TIP: This flow means that if you want to query the total amount of rDAI interest that an address has received, you need to track both interestPayableOf and balanceOf for an address.

ANOTHER TIP: The current values stored in interestPayableOf for all users are based on the current Compound exchange rate. This exchange rate is only updated with the Compound contract is “tickled” by someone performing a transaction on it. So in the event that no one tickles the contract for several blocks, the amount of interestPayableOf will not update during that time. Typically these delays don’t last more than a couple of blocks.

So now that we’ve covered the basic concepts and shared where to test them out for yourself, let’s walk through a couple use case examples to get some hands on experience.

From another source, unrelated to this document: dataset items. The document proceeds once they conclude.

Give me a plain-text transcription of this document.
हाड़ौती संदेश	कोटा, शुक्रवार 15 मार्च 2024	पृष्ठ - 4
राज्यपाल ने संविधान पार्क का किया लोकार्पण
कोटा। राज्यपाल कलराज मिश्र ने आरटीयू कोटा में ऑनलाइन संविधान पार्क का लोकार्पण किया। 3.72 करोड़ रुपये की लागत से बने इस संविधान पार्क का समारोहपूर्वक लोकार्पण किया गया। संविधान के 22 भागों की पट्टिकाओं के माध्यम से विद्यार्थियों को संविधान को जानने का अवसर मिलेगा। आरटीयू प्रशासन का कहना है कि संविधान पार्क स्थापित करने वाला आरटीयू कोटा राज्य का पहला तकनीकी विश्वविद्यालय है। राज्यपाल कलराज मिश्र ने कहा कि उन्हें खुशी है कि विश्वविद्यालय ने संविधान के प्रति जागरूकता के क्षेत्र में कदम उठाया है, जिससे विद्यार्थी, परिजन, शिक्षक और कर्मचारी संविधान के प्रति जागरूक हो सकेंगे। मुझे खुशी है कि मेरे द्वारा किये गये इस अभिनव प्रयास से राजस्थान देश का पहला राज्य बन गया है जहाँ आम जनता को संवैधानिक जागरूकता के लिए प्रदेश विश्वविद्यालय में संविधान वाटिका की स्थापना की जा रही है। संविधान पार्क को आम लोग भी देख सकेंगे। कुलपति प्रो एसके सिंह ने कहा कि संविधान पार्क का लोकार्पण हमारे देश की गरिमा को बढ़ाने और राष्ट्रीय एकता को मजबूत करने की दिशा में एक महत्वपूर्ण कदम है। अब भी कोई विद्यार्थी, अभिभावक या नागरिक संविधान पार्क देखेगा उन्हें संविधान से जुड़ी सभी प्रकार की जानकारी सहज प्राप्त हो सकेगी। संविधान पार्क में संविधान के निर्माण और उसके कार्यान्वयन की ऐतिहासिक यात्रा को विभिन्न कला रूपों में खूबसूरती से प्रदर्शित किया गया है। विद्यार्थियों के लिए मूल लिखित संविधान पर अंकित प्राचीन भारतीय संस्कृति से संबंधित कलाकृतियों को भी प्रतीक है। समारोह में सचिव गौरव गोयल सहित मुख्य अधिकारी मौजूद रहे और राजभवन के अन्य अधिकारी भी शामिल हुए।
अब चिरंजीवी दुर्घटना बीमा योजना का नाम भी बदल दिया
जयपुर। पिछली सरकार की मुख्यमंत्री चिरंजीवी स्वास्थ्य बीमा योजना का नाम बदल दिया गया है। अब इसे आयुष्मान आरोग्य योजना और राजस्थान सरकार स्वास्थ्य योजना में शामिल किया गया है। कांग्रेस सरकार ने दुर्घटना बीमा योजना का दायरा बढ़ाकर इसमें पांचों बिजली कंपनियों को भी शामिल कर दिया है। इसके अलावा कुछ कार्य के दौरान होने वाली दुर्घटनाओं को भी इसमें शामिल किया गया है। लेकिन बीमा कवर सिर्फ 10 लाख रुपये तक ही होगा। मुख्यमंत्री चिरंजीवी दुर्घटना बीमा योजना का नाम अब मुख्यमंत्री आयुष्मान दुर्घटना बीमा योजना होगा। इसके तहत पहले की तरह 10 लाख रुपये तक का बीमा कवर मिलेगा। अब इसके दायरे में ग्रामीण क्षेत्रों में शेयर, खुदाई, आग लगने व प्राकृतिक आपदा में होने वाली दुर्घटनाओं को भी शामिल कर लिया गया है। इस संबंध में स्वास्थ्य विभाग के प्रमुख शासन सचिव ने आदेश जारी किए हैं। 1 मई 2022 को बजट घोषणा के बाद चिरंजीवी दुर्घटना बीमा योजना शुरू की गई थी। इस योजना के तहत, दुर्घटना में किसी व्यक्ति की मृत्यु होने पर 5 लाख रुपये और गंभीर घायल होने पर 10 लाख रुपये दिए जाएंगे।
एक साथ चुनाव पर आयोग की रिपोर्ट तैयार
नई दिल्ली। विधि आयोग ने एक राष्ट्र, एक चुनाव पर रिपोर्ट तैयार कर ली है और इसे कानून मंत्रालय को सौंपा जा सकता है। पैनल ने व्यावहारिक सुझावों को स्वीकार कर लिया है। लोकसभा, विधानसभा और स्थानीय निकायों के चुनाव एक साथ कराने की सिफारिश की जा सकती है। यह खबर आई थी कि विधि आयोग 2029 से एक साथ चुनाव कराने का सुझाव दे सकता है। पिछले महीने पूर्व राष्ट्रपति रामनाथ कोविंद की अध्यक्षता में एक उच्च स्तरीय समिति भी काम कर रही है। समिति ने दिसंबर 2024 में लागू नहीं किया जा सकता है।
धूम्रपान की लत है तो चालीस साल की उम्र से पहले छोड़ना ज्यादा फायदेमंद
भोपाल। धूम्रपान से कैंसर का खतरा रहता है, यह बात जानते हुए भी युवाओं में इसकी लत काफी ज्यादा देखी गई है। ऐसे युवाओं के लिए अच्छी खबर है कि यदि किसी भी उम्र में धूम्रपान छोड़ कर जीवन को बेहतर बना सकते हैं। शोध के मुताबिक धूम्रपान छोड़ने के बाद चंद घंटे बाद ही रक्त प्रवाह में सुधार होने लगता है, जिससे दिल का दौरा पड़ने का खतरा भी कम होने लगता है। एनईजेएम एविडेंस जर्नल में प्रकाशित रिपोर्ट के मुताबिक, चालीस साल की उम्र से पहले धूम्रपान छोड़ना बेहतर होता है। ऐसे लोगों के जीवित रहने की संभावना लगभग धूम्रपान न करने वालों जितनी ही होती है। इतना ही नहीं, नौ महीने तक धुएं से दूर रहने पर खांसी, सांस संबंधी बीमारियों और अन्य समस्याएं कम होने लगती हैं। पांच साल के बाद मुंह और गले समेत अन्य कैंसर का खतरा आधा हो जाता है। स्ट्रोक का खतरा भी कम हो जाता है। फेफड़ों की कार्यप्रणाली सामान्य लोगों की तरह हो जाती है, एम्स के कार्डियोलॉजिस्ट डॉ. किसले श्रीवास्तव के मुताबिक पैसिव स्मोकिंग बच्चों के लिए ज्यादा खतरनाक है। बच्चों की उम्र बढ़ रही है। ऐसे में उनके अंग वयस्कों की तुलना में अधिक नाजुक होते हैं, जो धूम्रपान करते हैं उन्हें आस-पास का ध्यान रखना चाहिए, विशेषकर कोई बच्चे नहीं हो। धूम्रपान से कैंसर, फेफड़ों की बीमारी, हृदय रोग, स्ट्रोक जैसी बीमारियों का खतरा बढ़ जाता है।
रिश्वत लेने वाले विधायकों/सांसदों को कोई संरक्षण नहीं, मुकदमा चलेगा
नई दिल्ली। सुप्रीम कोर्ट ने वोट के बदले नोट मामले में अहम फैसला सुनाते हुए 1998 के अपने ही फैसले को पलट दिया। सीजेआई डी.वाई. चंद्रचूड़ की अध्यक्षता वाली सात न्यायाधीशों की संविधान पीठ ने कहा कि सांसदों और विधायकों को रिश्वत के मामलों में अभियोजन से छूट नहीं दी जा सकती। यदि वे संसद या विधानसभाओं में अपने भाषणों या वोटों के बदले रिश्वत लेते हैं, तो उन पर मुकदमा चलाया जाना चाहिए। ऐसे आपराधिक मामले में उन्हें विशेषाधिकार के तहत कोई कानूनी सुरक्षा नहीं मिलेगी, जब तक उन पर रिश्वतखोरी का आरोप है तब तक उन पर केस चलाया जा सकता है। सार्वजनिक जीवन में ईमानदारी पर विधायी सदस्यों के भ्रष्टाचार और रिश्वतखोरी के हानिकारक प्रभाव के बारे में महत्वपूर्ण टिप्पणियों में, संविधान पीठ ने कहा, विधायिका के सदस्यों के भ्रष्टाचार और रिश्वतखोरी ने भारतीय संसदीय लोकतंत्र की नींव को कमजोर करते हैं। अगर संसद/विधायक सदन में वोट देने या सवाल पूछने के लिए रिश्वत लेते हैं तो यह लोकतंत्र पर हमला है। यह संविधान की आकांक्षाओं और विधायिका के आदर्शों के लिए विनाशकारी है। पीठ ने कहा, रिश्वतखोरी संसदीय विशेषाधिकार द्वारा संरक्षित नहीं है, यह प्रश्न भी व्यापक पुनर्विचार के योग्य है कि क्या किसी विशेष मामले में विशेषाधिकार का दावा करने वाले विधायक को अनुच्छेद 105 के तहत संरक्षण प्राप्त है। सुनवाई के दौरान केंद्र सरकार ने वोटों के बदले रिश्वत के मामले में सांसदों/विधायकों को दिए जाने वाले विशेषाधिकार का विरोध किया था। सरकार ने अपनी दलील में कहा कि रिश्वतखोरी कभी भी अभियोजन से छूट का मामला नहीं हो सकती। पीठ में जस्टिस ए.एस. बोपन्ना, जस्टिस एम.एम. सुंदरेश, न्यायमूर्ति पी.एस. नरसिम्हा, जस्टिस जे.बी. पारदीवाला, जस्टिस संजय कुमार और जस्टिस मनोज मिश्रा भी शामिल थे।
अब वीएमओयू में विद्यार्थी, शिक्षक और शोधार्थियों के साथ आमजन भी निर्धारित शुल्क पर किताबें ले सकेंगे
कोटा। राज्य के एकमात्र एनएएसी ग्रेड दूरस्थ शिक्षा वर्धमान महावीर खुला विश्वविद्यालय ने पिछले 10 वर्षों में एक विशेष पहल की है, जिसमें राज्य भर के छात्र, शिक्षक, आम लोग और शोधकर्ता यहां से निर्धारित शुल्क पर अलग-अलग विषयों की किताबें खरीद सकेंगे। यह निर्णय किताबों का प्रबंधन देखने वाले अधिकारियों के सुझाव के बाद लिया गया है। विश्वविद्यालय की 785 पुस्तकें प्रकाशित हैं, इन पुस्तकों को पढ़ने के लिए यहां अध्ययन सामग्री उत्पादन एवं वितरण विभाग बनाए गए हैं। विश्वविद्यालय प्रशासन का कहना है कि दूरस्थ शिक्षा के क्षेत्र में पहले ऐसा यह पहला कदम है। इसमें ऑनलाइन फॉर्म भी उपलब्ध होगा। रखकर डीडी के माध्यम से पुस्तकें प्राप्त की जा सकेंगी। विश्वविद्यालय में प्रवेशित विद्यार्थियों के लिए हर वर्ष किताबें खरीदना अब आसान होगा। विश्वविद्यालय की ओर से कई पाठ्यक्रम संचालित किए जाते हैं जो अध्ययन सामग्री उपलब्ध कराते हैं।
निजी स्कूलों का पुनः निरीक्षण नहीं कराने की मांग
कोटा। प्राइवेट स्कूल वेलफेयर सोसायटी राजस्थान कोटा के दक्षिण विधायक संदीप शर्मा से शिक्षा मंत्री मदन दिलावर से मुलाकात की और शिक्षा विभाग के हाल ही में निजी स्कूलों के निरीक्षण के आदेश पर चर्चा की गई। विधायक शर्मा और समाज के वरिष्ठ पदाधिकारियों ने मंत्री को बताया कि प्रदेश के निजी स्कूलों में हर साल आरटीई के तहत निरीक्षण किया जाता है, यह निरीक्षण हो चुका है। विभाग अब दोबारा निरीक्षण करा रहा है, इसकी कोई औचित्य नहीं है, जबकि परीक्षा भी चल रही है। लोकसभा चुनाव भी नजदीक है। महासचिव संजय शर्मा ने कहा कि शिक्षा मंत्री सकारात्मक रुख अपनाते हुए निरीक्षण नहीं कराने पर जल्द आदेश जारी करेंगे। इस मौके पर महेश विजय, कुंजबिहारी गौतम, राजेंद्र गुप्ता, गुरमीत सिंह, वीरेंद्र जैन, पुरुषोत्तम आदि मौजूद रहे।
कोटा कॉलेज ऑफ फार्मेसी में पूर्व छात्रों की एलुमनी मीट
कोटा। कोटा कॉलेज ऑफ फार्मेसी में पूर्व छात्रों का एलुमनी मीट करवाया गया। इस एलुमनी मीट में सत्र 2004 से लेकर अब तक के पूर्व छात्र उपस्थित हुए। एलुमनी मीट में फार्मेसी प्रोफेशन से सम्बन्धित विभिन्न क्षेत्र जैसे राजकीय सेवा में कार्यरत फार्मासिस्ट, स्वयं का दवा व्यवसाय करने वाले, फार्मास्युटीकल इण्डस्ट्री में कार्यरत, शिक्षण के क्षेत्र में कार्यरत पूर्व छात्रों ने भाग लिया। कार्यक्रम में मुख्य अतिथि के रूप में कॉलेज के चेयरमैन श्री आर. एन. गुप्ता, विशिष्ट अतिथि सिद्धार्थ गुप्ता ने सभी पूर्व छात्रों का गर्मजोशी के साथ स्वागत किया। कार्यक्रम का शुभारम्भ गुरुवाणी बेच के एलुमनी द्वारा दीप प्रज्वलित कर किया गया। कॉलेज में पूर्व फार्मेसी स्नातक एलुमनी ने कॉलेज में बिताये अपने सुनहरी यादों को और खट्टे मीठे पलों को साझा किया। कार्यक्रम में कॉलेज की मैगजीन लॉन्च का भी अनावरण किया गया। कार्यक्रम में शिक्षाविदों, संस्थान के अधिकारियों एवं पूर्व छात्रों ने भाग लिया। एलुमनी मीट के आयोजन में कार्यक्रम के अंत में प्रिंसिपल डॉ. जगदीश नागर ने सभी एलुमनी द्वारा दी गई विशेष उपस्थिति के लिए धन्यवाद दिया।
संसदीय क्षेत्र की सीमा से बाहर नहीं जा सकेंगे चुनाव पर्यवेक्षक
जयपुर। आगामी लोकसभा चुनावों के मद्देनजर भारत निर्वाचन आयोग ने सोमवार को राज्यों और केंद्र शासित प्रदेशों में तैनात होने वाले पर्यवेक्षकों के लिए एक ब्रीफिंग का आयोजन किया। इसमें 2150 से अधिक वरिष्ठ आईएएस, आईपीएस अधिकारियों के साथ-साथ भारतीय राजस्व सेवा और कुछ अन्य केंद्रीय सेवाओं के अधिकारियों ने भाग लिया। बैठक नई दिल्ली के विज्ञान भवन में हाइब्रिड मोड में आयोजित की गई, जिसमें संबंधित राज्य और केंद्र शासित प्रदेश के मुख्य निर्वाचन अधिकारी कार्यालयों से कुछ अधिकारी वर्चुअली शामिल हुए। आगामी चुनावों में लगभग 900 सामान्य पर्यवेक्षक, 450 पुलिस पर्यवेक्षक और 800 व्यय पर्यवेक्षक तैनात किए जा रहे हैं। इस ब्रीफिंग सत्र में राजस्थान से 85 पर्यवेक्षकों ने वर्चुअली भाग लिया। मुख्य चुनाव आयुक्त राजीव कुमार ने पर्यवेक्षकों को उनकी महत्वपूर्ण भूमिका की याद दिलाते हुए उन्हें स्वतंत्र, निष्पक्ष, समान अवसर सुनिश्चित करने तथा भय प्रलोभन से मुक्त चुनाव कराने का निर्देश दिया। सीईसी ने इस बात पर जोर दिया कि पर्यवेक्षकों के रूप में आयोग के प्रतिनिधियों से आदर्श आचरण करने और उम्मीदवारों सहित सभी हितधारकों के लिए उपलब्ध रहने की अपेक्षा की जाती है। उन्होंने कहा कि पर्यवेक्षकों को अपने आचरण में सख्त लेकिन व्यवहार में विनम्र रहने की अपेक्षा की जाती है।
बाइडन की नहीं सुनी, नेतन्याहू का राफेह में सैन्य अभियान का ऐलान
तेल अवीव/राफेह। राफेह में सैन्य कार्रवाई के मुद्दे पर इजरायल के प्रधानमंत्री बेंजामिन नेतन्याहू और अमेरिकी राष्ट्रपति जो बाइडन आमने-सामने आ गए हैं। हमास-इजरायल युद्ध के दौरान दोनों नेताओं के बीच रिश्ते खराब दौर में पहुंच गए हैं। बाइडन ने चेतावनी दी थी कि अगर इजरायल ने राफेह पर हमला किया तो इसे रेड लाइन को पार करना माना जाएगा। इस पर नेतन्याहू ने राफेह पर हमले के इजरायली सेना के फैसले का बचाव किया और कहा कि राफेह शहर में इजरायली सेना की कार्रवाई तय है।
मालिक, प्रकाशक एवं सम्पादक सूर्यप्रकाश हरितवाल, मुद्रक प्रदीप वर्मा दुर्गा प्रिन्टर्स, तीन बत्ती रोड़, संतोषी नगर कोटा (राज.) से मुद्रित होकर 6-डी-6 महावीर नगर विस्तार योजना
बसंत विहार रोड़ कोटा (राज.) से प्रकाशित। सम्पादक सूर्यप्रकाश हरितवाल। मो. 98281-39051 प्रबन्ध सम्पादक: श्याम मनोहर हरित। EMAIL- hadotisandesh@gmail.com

You’ll need MetaMask or another web3 wallet, some ETH and some DAI to follow along.

Use Case 1 — Send the Interest to Charity

First, we’ll need to set up the charity hat so that it can receive your rDAI interest.

In the picture at left I’m using the official rDai app to create a new hat (called “pool” on the site) for the Gitcoin Open Source Support Fund, which I’ve copied into the interface (it’s the address beginning “0x00De”). I’ve also opted to send 5% of the interest generated to support the rDAI dev DAO. This createHat transaction cost about 675,000 gas and created hatID 179.

To confirm that I created the hat correctly, I can query the newhatID on OneClickDapp by plugging “179” into getHatByID under the “Read” tab, which returns the following result:

You can see two addresses in the recipients array, and two very large proportions numbers. Because we can’t use decimals in Ethereum, the proportions are based on the maximum uint32 number, which is 4,294,967,295. The first number 214,748,364 is equivalent to ~5% of the maximum uint32 number. The second number 4,080,218,930 represents ~95% of that maximum.

OK so now we have created a specific hat to support a charity — let’s stream it some programmable interest! We’ll need a wallet with DAI in it and we’ll need to approve the rDAI contract to be able to “spend” our DAI by minting rDAI.


Here I’m on the DAI token’s Etherscan interface. After connecting my wallet, I’ll need to call the approve function, providing the rDAI contract address (0x261b45D85cCFeAbb11F022eBa346ee8D1cd488c0) in the usr field and specifying approval to spend (the wad) up to 80 DAI in wei (meaning there are 19 zeros after the 8 — this wei converter is a useful tool if you use DAI in place of Ether).

We can verify that the allowance is approved by switching to the “Read Contract” tab and querying the allowance variable. You need to enter your wallet address in the first input field and the rDAI contract address in the second input field — here the Response at the bottom it shows an allowance of 80 DAI, just as we intended.